Linear Algebra: solve system; show soln space as vector span

[tegra97]

I'm taking Differential Equations and Linear Algebra (a combination class), but my question has to do with linear algebra. So I think this is the right place for my question. The question states the following:

Solve the system
First line: [1 3 1][x1]=[0]
second line: [0 8 9][x2]=[0]
third line: [0 4 4][x3]=[0]

Show your solution space as the span of some vectors.

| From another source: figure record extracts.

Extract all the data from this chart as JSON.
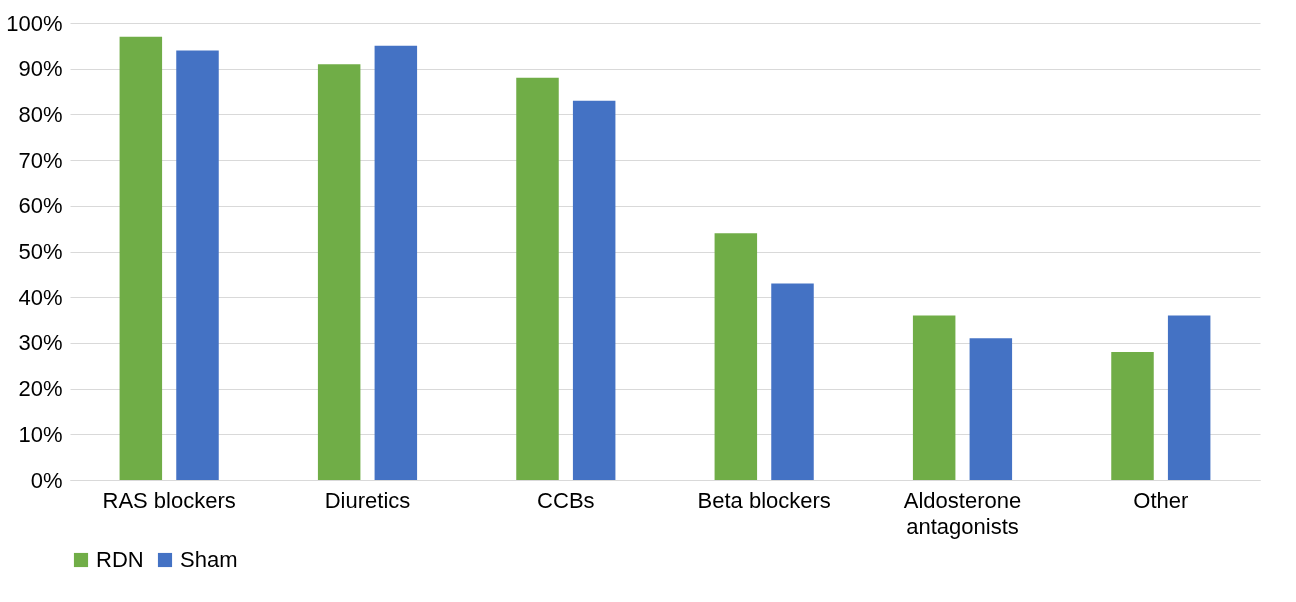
{
  "chart_data": {
    "type": "bar",
    "categories": [
      "RAS blockers",
      "Diuretics",
      "CCBs",
      "Beta blockers",
      "Aldosterone antagonists",
      "Other"
    ],
    "series": [
      {
        "name": "RDN",
        "color": "#70ad47",
        "values": [
          97,
          91,
          88,
          54,
          36,
          28
        ]
      },
      {
        "name": "Sham",
        "color": "#4472c4",
        "values": [
          94,
          95,
          83,
          43,
          31,
          36
        ]
      }
    ],
    "ylim": [
      0,
      100
    ],
    "yticks": [
      {
        "value": 0,
        "label": "0%"
      },
      {
        "value": 10,
        "label": "10%"
      },
      {
        "value": 20,
        "label": "20%"
      },
      {
        "value": 30,
        "label": "30%"
      },
      {
        "value": 40,
        "label": "40%"
      },
      {
        "value": 50,
        "label": "50%"
      },
      {
        "value": 60,
        "label": "60%"
      },
      {
        "value": 70,
        "label": "70%"
      },
      {
        "value": 80,
        "label": "80%"
      },
      {
        "value": 90,
        "label": "90%"
      },
      {
        "value": 100,
        "label": "100%"
      }
    ],
    "grid": "y",
    "legend": "bottom"
  }
}
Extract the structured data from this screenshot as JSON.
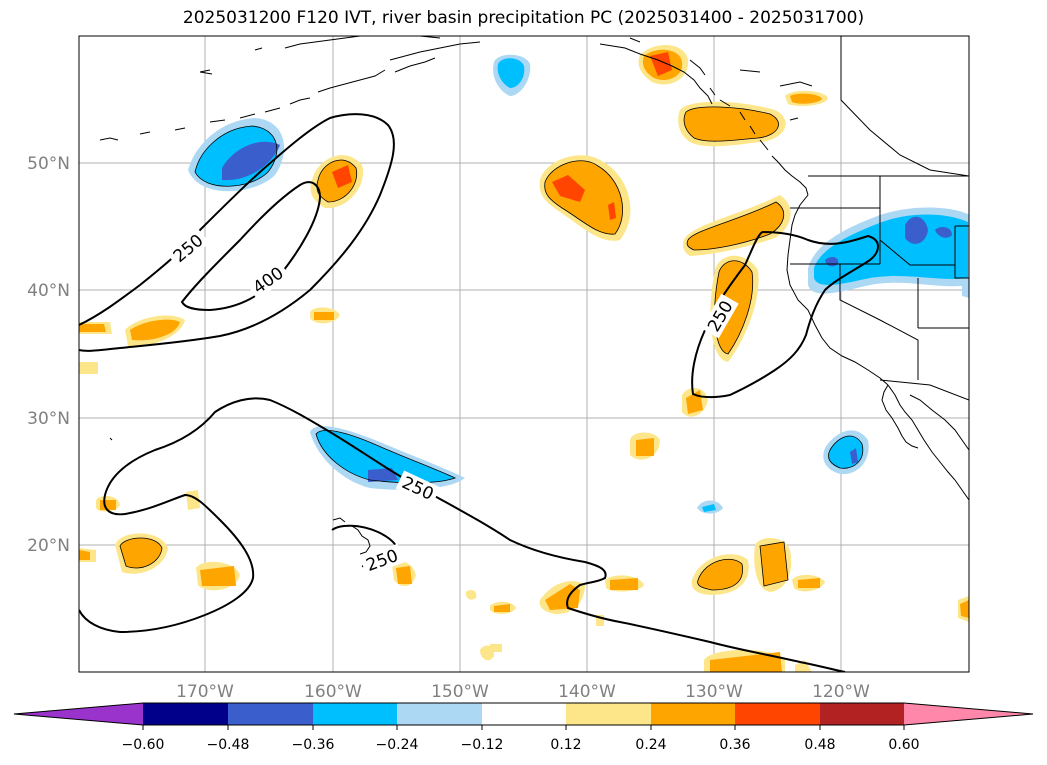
{
  "title": "2025031200 F120 IVT, river basin precipitation PC (2025031400 - 2025031700)",
  "map": {
    "lon_ticks": [
      "170°W",
      "160°W",
      "150°W",
      "140°W",
      "130°W",
      "120°W"
    ],
    "lat_ticks": [
      "50°N",
      "40°N",
      "30°N",
      "20°N"
    ],
    "contour_labels": [
      "250",
      "400",
      "250",
      "250",
      "250"
    ]
  },
  "colorbar": {
    "colors": [
      "#9933cc",
      "#00008b",
      "#3a5fcd",
      "#00bfff",
      "#add8f4",
      "#ffffff",
      "#fde68a",
      "#ffa500",
      "#ff4500",
      "#b22222",
      "#ff88aa"
    ],
    "tick_labels": [
      "−0.60",
      "−0.48",
      "−0.36",
      "−0.24",
      "−0.12",
      "0.12",
      "0.24",
      "0.36",
      "0.48",
      "0.60"
    ]
  }
}
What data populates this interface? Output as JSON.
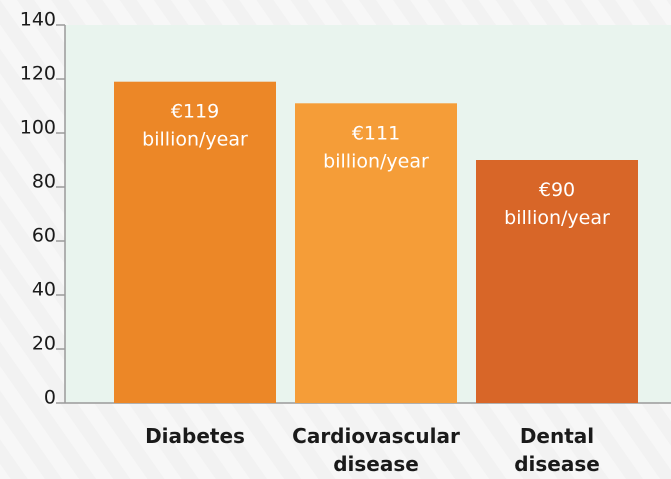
{
  "chart_data": {
    "type": "bar",
    "categories": [
      "Diabetes",
      "Cardiovascular disease",
      "Dental disease"
    ],
    "values": [
      119,
      111,
      90
    ],
    "value_labels": [
      "€119 billion/year",
      "€111 billion/year",
      "€90 billion/year"
    ],
    "colors": [
      "#ec8727",
      "#f59d38",
      "#d86628"
    ],
    "ylim": [
      0,
      140
    ],
    "yticks": [
      0,
      20,
      40,
      60,
      80,
      100,
      120,
      140
    ]
  }
}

(Sorry; I don't know the correct way to write matrices.)

I got it in reduced form:

First line: [1 3 1]
Second line: [0 8 9]
Third line: [0 0 1]

Wouldn't it be linearly independent, because x3 = x2 = x1 = 0? Wouldn't that be the answer? Can anyone help? Thanks!!!

 

[Guest]

To solve that system you should set up a matrix.


1 0 0 | 0

3 8 4 | 0

1 9 4 | 0

Then reduce the matrix to RREF (reduced row echelon form) If you can do that, you'll either have your answer or there will be no solution.

Does that help?

 

[tegra97]

the problem is set up like this
1 3 1 l 0
0 8 9 l 0
0 4 4 l 0
I reduced it to
1 3 1 l
0 8 9 l
0 0 1 l
wouldn't that be linearly independent? my prof said it doesn't have to be in reduced echelon form you can just reduce it if you want.